Michel Matteau n’a pas écrit son dernier mot

Au-delà de 1500 numéros. Des dizaines de milliers de pages. Empilées les unes par-dessus les autres, elles atteindraient sans doute la hauteur de l’immeuble du 2102, avenue Champlain.

C’est à près de trente-cinq ans de passion que Michel Matteau a dit au revoir ce mercredi 30 décembre en refermant la porte des bureaux de L’Hebdo du Saint-Maurice. «Ça bouge en-dedans, confie-t-il mais je suis rendu là.»

Cet homme passionné part évidemment avec le sentiment du devoir accompli. Il a mené la production de cette ultime édition avec la même énergie débordante et contagieuse qui a fait sa marque de commerce dans la région et un peu partout dans le milieu de la presse hebdomadaire québécoise.

Michel Matteau a fait ses premiers pas dans la famille de L’Hebdo en tant que conseiller publicitaire en août 1975. Inspiré par la fougue du jeune homme, l’éditeur Claude Bérubé lui confie la direction du journal à l’été 1976. Quatre ans plus tard alors que Gesca (Power Corporation) acquiert Publi-Hebdos – groupe d’hebdomadaires en Mauricie – et que Bérubé prend sa retraite, Michel Matteau devient éditeur de L’Hebdo du Saint-Maurice.
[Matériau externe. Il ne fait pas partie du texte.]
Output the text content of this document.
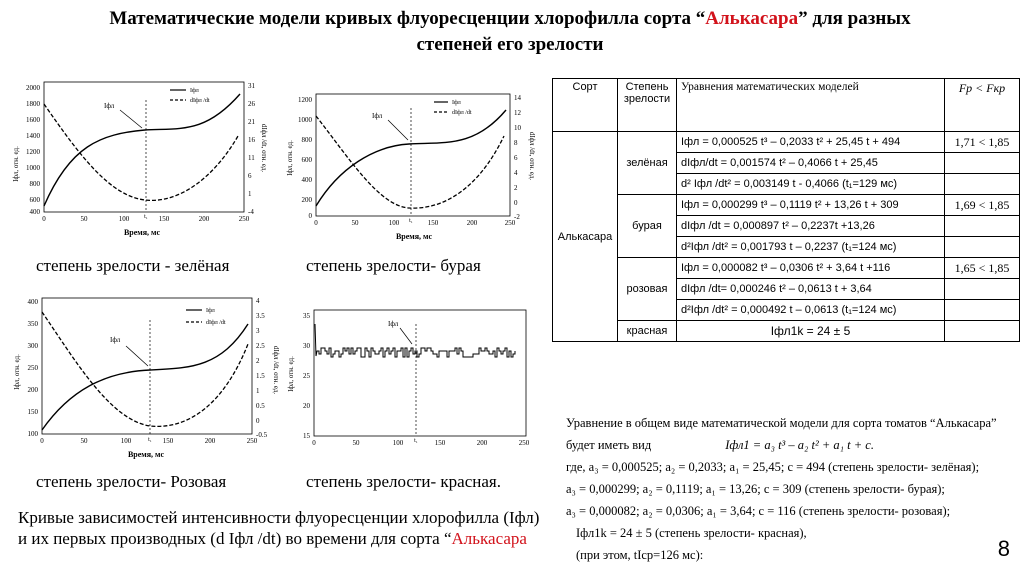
Математические модели кривых флуоресценции хлорофилла сорта “Алькасара” для разных
степеней его зрелости
2000
1800
1600
1400
1200
1000
800
600
400
31
26
21
16
11
6
1
-4
Iфл, отн. ед.	dIфл /dt, отн. ед.
0	50	100	150	200	250
Время, мс
t₁
Iфл
Iфл
dIфл /dt	1200
1000
800
600
400
200
0
14
12
10
8
6
4
2
0
-2
Iфл, отн. ед.	dIфл /dt, отн. ед.
0	50	100	150	200	250
Время, мс
t₁
Iфл
Iфл
dIфл /dt
степень зрелости - зелёная	степень зрелости- бурая
400
350
300
250
200
150
100
4
3.5
3
2.5
2
1.5
1
0.5
0
-0.5
Iфл, отн. ед.	dIфл /dt, отн. ед.
0	50	100	150	200	250
Время, мс
t₁
Iфл
Iфл
dIфл /dt
35
30
25
20
15
Iфл, отн. ед.
0	50	100	150	200	250
t₁
Iфл
степень зрелости- Розовая	степень зрелости- красная.
Кривые зависимостей интенсивности флуоресценции хлорофилла (Iфл)
и их первых производных (d Iфл /dt) во времени для сорта “Алькасара
Сорт	Степень зрелости	Уравнения математических моделей	Fр < Fкр
Алькасара	зелёная	Iфл = 0,000525 t³ – 0,2033 t² + 25,45 t + 494	1,71 < 1,85
		dIфл/dt = 0,001574 t² – 0,4066 t + 25,45	
		d² Iфл /dt² = 0,003149 t - 0,4066 (t₁=129 мс)	
	бурая	Iфл = 0,000299 t³ – 0,1119 t² + 13,26 t + 309	1,69 < 1,85
		dIфл /dt = 0,000897 t² – 0,2237t +13,26	
		d²Iфл /dt² = 0,001793 t – 0,2237 (t₁=124 мс)	
	розовая	Iфл = 0,000082 t³ – 0,0306 t² + 3,64 t +116	1,65 < 1,85
		dIфл /dt= 0,000246 t² – 0,0613 t + 3,64	
		d²Iфл /dt² = 0,000492 t – 0,0613 (t₁=124 мс)	
	красная	Iфл1k = 24 ± 5	

Уравнение в общем виде математической модели для сорта томатов “Алькасара”

будет иметь вид	Iфл1 = a₃ t³ – a₂ t² + a₁ t + c.

где, a₃ = 0,000525; a₂ = 0,2033; a₁ = 25,45; c = 494 (степень зрелости- зелёная);

a₃ = 0,000299; a₂ = 0,1119; a₁ = 13,26; c = 309 (степень зрелости- бурая);

a₃ = 0,000082; a₂ = 0,0306; a₁ = 3,64; c = 116 (степень зрелости- розовая);

Iфл1k = 24 ± 5 (степень зрелости- красная),

(при этом, tIср=126 мс):	8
Il assumera avec brio ce rôle jusqu’à l’édition du 30 décembre 2009. Entre temps, en 2001 à l’occasion d’une transaction majeure dans le domaine de la presse québécoise, le groupe Transcontinental acquiert des dizaines d’hebdomadaires, dont six en Mauricie. Michel Matteau se voit alors confier la direction régionale de ces journaux tout en conservant son poste d’éditeur à Shawinigan.

Un style franc et direct

Si L’Hebdo du Saint-Maurice a pu demeurer un acteur incontournable de la vie socio-économique shawiniganaise durant toutes ces années, il le doit beaucoup à la personnalité flamboyante de son patron qui a été de toutes les tribunes. «J’ai toujours eu un style franc et direct, reconnaît-il. J’ai les défauts de mes qualités. Les j’aurais donc dû, je ne vis pas là-dedans.»

C’est habité par ce trait de caractère, qui lui valu autant de partisans que d’opposants, que Michel Matteau a signé durant plusieurs années la colonne éditoriale de L’Hebdo. «Disons qu’avec certains éditoriaux, j’ai épargné le prix d’un timbre dans le message que je voulais passer», sourit-il.

Plus que quiconque, il a démontré que le rôle d’un média dans une communauté dépassait la simple diffusion d’information. Michel Matteau a siégé sur des comités ou des conseils d’administration de la Chambre de commerce, de la Classique, des Cataractes, de l’hôpital, de plusieurs fondations. Épris de culture, il a contribué à promouvoir l’œuvre d’Ozias Leduc à l’intérieur de l’église de Notre-Dame-de-la-Présentation. Aux heures sombres de Shawinigan alors que les usines fermaient les unes après les autres, il a été à l’avant scène pour interpeller sans compromis et sans relâche les décideurs politiques et économiques. «J’avais une énergie épouvantable. Tout était possible à l’époque», se remémore-t-il. Ce régime de vie est toutefois difficile à soutenir éternellement et Michel Matteau est le premier à le reconnaître. Pour l’illustrer, il aime bien utiliser l’image du coureur à relais. «C’est la plus belle épreuve de toutes. J’ai emmené L’Hebdo jusqu’ici et maintenant, je passe le témoin à des plus jeunes que moi, qui affichent plus d’énergie et qui sont outillés à surmonter les défis qui attendent la presse hebdomadaire.»